While Dean felt honored working to preserve a place where Dr. King had once stood side-by-side with Jackie Robinson to rally supporters, he was stunned that he had never heard of these events before, so he set about researching them. He uncovered archive footage that had never been aired. He sat down with the people who were there, who put their lives on the line in the fight for equality and freedom from segregation.

Waiting tables to finance the project, Dean created the first cut of the film in 2005 and in 2006 the first public screening of Dare Not Walk Alone took place at the historically black Ritz Theatre (Jacksonville), Florida in an event attended by Florida State Senator Tony Hill. Within days, Senator Hill had organized a summit of civic leaders to address housing conditions in St. Augustine's African American community. He later introduced legislation to expunge the criminal records of all persons arrested for peacefully protesting segregation in Florida.

==Release and reviews==
By the end of 2007 the film had been signed for non-theatrical release by THINKFilm and in April 2008 the film began its theatrical release in Los Angeles with Hollywood-based distributor, Indican Pictures.

When Dare Not Walk Alone made its theatrical debut in Los Angeles, Sara Schieron of Boxoffice Magazine declared it "has the potential to do real good in the world" and Eric Monder of Film Journal International noted, "The racial politics of the current presidential election make this film all the more significant."
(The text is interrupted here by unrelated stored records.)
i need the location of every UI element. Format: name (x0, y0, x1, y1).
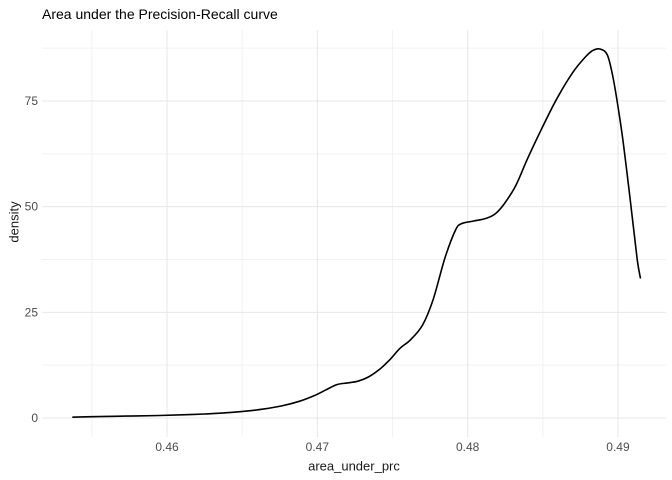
plot-title: Area under the Precision-Recall curve (42, 6, 278, 22)
x-tick-label: 0.48 (456, 440, 480, 454)
y-tick-label: 25 (25, 305, 39, 319)
x-tick-label: 0.49 (606, 440, 630, 454)
x-tick-label: 0.46 (155, 440, 179, 454)
x-tick-label: 0.47 (306, 440, 330, 454)
y-tick-label: 75 (25, 94, 39, 108)
y-axis-title: density (6, 201, 22, 243)
y-tick-label: 50 (25, 200, 39, 214)
x-axis-title: area_under_prc (308, 458, 400, 474)
y-tick-label: 0 (31, 411, 38, 425)
density-curve (72, 47, 642, 418)
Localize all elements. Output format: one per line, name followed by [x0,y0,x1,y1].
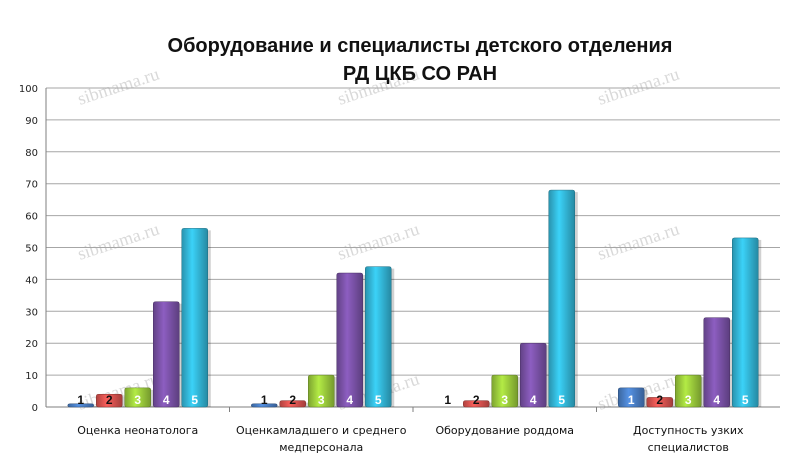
category-label: Доступность узких [633,424,744,437]
bar [491,374,518,408]
y-tick-label: 0 [32,403,38,414]
bar-series-label: 5 [558,393,565,407]
watermark: sibmama.ru [335,219,422,264]
category-label: медперсонала [279,441,363,454]
gridlines: 0 10 20 30 40 50 60 70 80 90 100 [19,84,780,414]
bar-series-label: 1 [444,393,451,407]
watermark: sibmama.ru [75,64,162,109]
bars: 1 2 3 4 5 1 2 3 4 5 1 2 3 4 5 1 2 3 4 5 [67,189,762,408]
y-tick-label: 20 [25,339,38,350]
bar [96,393,123,408]
bar [153,301,180,408]
bar-series-label: 5 [191,393,198,407]
bar [548,189,575,408]
bar [336,272,363,408]
watermark: sibmama.ru [595,64,682,109]
bar [618,387,645,408]
chart-title: Оборудование и специалисты детского отде… [168,35,673,57]
bar-series-label: 3 [501,393,508,407]
category-label: Оценка неонатолога [77,424,198,437]
bar-series-label: 2 [656,393,663,407]
y-tick-label: 30 [25,307,38,318]
bar [124,387,151,408]
y-tick-label: 10 [25,371,38,382]
y-tick-label: 40 [25,275,38,286]
bar-series-label: 4 [163,393,170,407]
bar-series-label: 4 [346,393,353,407]
category-label: Оценкамладшего и среднего [236,424,407,437]
bar-series-label: 5 [742,393,749,407]
bar [675,374,702,408]
bar-series-label: 4 [530,393,537,407]
y-tick-label: 100 [19,84,38,95]
bar-series-label: 2 [106,393,113,407]
category-label: Оборудование роддома [435,424,574,437]
bar [732,237,759,408]
bar-series-label: 1 [261,393,268,407]
bar [365,266,392,408]
bar-series-label: 4 [713,393,720,407]
bar-series-label: 3 [318,393,325,407]
chart-subtitle: РД ЦКБ СО РАН [343,63,497,85]
bar [703,317,730,408]
bar [463,400,490,408]
bar [520,342,547,408]
y-tick-label: 70 [25,180,38,191]
category-label: специалистов [648,441,729,454]
bar-series-label: 5 [375,393,382,407]
bar [646,397,673,408]
bar [181,228,208,408]
y-tick-label: 60 [25,212,38,223]
y-tick-label: 90 [25,116,38,127]
bar-series-label: 2 [473,393,480,407]
bar-series-label: 1 [77,393,84,407]
watermark: sibmama.ru [75,219,162,264]
y-tick-label: 50 [25,244,38,255]
bar [251,403,278,408]
x-axis-labels: Оценка неонатолога Оценкамладшего и средн… [77,424,744,454]
bar [279,400,306,408]
bar-series-label: 3 [685,393,692,407]
y-tick-label: 80 [25,148,38,159]
watermark: sibmama.ru [595,219,682,264]
bar-series-label: 1 [628,393,635,407]
bar [308,374,335,408]
bar-series-label: 2 [289,393,296,407]
bar [67,403,94,408]
bar-series-label: 3 [134,393,141,407]
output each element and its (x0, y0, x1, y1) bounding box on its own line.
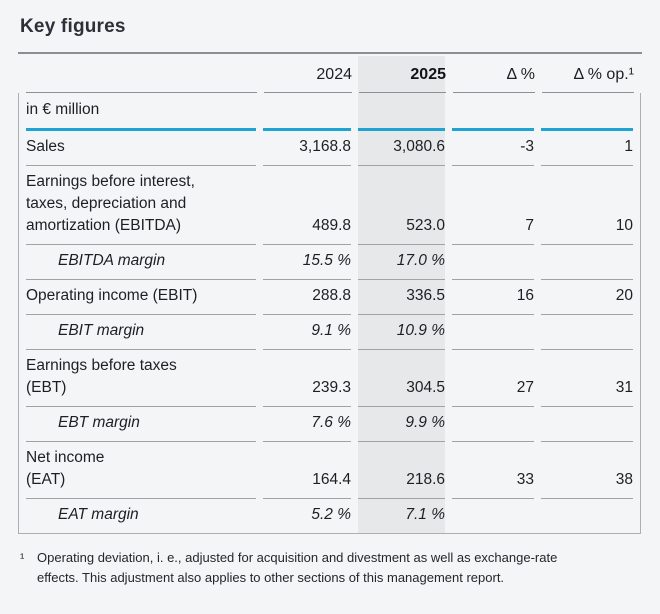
footnote-text: Operating deviation, i. e., adjusted for… (37, 550, 558, 586)
row-label: EBIT margin (26, 315, 256, 350)
value-2025: 7.1 % (405, 506, 445, 523)
value-delta-op: 38 (541, 442, 633, 499)
value-delta-op (541, 407, 633, 442)
value-delta: 33 (452, 442, 534, 499)
value-delta (452, 315, 534, 350)
key-figures-rows: in € million Sales 3,168.8 3,080.6 -3 1 Earni… (26, 93, 633, 533)
table-row: Earnings before interest, taxes, depreci… (26, 166, 633, 245)
value-2024: 3,168.8 (263, 131, 351, 166)
unit-cell-empty (541, 93, 633, 131)
page-title: Key figures (20, 16, 126, 37)
value-2025: 523.0 (358, 166, 445, 245)
value-2025: 3,080.6 (358, 131, 445, 166)
value-2025: 336.5 (358, 280, 445, 315)
value-2024: 288.8 (263, 280, 351, 315)
value-delta: 7 (452, 166, 534, 245)
column-header-2025: 2025 (359, 56, 446, 93)
value-2025: 17.0 % (358, 245, 445, 280)
row-label: Operating income (EBIT) (26, 280, 256, 315)
value-2025: 9.9 % (358, 407, 445, 442)
table-row: EBIT margin 9.1 % 10.9 % (26, 315, 633, 350)
value-delta-op: 1 (541, 131, 633, 166)
table-row: Net income (EAT) 164.4 218.6 33 38 (26, 442, 633, 499)
row-label: EBT margin (26, 407, 256, 442)
row-label: Earnings before interest, taxes, depreci… (26, 166, 256, 245)
value-delta (452, 407, 534, 442)
unit-row: in € million (26, 93, 633, 131)
row-label: EAT margin (58, 506, 139, 523)
unit-cell-empty (452, 93, 534, 131)
row-label: Net income (EAT) (26, 442, 256, 499)
value-2024: 164.4 (263, 442, 351, 499)
column-header-delta: Δ % (453, 56, 535, 93)
corner-cell (26, 56, 257, 93)
value-2024: 7.6 % (263, 407, 351, 442)
footnote: ¹ Operating deviation, i. e., adjusted f… (18, 548, 641, 588)
highlight-column-2025 (358, 56, 445, 534)
value-delta-op: 10 (541, 166, 633, 245)
value-delta-op (541, 499, 633, 533)
table-row: EBITDA margin 15.5 % 17.0 % (26, 245, 633, 280)
value-delta: -3 (452, 131, 534, 166)
footnote-mark: ¹ (20, 550, 25, 565)
value-2024: 239.3 (263, 350, 351, 407)
table-row: EBT margin 7.6 % 9.9 % (26, 407, 633, 442)
unit-cell-empty (263, 93, 351, 131)
value-2024: 489.8 (263, 166, 351, 245)
value-2025: 304.5 (358, 350, 445, 407)
row-label: EBITDA margin (26, 245, 256, 280)
value-delta: 16 (452, 280, 534, 315)
column-header-delta-op: Δ % op.¹ (542, 56, 634, 93)
value-2024: 15.5 % (263, 245, 351, 280)
table-row: Earnings before taxes (EBT) 239.3 304.5 27 3… (26, 350, 633, 407)
value-delta: 27 (452, 350, 534, 407)
table-row: EAT margin 5.2 % 7.1 % (26, 499, 633, 533)
value-delta (452, 245, 534, 280)
value-delta-op (541, 315, 633, 350)
table-body-box: in € million Sales 3,168.8 3,080.6 -3 1 Earni… (18, 93, 641, 534)
row-label: Sales (26, 131, 256, 166)
value-delta-op: 31 (541, 350, 633, 407)
column-header-row: 2024 2025 Δ % Δ % op.¹ (19, 56, 641, 93)
row-label: Earnings before taxes (EBT) (26, 350, 256, 407)
value-2025: 10.9 % (358, 315, 445, 350)
key-figures-table: 2024 2025 Δ % Δ % op.¹ in € million (18, 56, 641, 534)
unit-label: in € million (26, 93, 256, 131)
value-delta-op (541, 245, 633, 280)
value-2024: 9.1 % (263, 315, 351, 350)
title-divider (18, 52, 642, 54)
value-2024: 5.2 % (311, 506, 351, 523)
value-delta (452, 499, 534, 533)
table-row: Operating income (EBIT) 288.8 336.5 16 20 (26, 280, 633, 315)
value-2025: 218.6 (358, 442, 445, 499)
value-delta-op: 20 (541, 280, 633, 315)
unit-cell-empty (358, 93, 445, 131)
table-row: Sales 3,168.8 3,080.6 -3 1 (26, 131, 633, 166)
column-header-2024: 2024 (264, 56, 352, 93)
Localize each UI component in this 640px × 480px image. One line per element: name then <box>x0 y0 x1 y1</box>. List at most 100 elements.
Dare Not Walk Alone has been screened at universities such as Notre Dame and a number of historically black colleges and universities. The film was released on DVD in October 2008.

==Awards==
In 2007, Dare Not Walk Alone won the Audience Award at the Deep Focus Film Festival in Columbus, Ohio. In January 2009 the film was nominated for an NAACP Image Award for Outstanding Documentary and named one of the year's 10 best documentaries.